İş adamı olduğunu ve birçok yerde işletmesinin bulunduğunu belirten tutuklu sanık Hasan Erdem ise, “Böyle bir konumda olup bu tür işlere girmem. Sanık Yakup Kerem Saral’ı tanırım, kendisi benim küçüğümdür. İşletmelerime gelir gider. Olayla bir ilgim yoktur, tahliyemi istiyorum” ifadelerini kullandı.

“TEK SUÇUM YAKUP KEREM SARAL’I TANIMAK”

Tutuklu sanık Yaşar Sarar, mahkeme başkanının, Yakup Kerem Saral ile otelde neden bir araya geldiklerini sorusuna, “Benim Alman vatandaşlığımda var. Her 6 ayda bir gider gelirim, yoksa oturumum iptal olur. Almanya’da kumar aletleri imalatı üzerine şirketim var. Gürcistan’daki kumarhanedeki aletleri görmek, onlarla bu konuda ticaret yapabilmek için orada bulundum. Yakup Kerem Saral ile orada karşılaştık. Benim bu tarz şeylerle işim olmaz. Tek suçum Yakup Kerem Saral’ı tanımak olduğunu düşünüyorum. 6 aydır nedenini bilmeden cezaevinde yatıyorum” yanıtını verdi.

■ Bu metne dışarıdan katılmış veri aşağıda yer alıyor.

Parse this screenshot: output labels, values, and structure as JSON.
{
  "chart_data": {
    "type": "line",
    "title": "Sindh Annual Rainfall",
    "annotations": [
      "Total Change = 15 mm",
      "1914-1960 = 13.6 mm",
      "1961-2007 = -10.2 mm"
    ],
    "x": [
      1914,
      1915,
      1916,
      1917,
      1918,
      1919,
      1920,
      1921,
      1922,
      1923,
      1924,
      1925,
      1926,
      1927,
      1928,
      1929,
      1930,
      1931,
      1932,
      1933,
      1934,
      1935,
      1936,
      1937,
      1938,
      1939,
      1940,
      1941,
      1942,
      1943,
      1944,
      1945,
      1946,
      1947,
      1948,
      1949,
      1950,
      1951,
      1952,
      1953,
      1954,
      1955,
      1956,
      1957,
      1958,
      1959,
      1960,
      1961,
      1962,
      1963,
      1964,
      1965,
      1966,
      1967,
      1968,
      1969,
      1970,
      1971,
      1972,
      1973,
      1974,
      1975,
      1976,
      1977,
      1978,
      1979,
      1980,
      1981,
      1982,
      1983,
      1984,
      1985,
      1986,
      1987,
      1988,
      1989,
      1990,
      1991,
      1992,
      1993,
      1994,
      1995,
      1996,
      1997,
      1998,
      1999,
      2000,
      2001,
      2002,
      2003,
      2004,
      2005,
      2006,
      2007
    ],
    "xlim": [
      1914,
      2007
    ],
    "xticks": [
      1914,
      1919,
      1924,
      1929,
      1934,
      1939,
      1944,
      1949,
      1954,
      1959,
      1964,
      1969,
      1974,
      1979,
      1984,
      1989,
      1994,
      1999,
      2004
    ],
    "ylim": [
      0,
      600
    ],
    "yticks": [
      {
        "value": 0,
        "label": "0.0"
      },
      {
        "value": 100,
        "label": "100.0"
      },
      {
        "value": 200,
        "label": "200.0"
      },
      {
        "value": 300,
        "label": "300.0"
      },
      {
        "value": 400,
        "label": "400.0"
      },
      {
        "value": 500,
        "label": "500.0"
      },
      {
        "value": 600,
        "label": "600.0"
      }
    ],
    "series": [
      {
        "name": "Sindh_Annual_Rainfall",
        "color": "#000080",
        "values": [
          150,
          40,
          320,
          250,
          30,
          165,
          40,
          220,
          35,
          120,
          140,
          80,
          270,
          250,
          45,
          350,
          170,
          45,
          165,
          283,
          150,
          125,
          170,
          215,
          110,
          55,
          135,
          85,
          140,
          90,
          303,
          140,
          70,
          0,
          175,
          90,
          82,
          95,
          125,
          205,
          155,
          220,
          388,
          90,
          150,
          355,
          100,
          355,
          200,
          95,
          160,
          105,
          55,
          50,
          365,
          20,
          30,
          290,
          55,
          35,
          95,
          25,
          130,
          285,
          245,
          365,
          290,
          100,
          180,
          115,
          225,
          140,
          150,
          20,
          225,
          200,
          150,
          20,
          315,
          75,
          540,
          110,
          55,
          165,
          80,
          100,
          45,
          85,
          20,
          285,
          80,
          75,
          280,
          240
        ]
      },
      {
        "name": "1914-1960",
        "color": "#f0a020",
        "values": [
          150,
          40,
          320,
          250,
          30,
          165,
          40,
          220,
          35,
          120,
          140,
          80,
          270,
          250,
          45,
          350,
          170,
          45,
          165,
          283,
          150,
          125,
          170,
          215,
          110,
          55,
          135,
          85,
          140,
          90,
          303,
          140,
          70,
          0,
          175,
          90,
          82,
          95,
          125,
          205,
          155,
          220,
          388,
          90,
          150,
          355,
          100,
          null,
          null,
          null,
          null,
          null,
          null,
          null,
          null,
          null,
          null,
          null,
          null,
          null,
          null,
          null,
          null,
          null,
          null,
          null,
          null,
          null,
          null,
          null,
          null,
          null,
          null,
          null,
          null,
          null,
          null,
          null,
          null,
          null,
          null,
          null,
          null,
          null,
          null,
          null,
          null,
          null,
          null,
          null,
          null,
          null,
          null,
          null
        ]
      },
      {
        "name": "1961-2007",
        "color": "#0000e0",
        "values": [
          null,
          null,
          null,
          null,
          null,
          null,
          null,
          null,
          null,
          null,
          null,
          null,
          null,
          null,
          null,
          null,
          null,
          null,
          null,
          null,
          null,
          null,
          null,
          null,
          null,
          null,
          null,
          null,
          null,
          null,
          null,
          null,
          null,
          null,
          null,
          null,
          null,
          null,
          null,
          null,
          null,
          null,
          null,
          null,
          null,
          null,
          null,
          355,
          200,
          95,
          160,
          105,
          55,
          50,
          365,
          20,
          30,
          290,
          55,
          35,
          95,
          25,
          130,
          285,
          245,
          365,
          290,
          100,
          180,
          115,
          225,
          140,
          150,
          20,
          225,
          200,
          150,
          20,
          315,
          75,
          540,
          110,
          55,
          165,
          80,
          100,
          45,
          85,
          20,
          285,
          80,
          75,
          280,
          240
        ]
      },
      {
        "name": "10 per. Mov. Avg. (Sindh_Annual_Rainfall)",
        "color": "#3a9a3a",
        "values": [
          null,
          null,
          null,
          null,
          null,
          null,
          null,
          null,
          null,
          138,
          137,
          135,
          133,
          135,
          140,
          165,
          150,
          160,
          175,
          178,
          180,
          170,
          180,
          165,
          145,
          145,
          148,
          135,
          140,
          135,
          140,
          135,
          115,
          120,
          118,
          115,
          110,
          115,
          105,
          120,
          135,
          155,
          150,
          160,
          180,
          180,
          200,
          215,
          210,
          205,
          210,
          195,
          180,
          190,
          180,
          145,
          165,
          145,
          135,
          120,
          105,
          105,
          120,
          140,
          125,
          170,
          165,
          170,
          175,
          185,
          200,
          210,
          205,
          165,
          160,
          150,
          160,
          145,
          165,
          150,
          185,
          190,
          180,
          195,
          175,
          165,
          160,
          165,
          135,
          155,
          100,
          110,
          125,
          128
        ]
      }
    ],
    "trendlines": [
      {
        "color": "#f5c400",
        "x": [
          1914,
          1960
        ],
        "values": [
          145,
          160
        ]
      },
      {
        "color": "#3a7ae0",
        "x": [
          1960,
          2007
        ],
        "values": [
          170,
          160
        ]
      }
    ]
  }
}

1 TUTUKLU SANIK TAHLİYE EDİLDİ

Sanıkların savunmaları ve avukatlarının beyanlarının ardından mahkeme ara kararını açıkladı. yaklaşık 8 saat süren duruşmada mahkeme heyeti, tutuklu sanık Yaşar Sarar’ın tahliyesine karar vererek duruşmayı erteledi.

İDDİANAMEDEN

İstanbul Nişantaşı'nda suç örgütü lideri olduğu öne sürülen Sedat Şahin'in kardeşi Vedat Şahin ile iki koruması uzun namlulu silahlarla saldırıya uğramıştı. Saldırıda Vedat Şahin ve Ferdi Topal ölürken, Evren Aydın yaralanmıştı. Soruşturma sırasında 8 kişi tutuklanmış aralarında Yakup Keram Saral’ın da bulunduğu 3 kişi hakkında da firari oldukları için yakalama kararı çıkarılmıştı. İstanbul Terör ve Örgütlü Suçlar Bürosu tarafından yürütülen soruşturma sonunda 11 kişi hakkında "Suç işlemek amacıyla silahlı örgüt kurma, silahlı örgüte üye olma, tasarlayarak ve kan gütme saiki ile iki kişiyi öldürme, tasarlayarak ve kan gütme saiki ile bir kişiyi öldürmeye teşebbüs" suçlamalarıyla dava açıldı.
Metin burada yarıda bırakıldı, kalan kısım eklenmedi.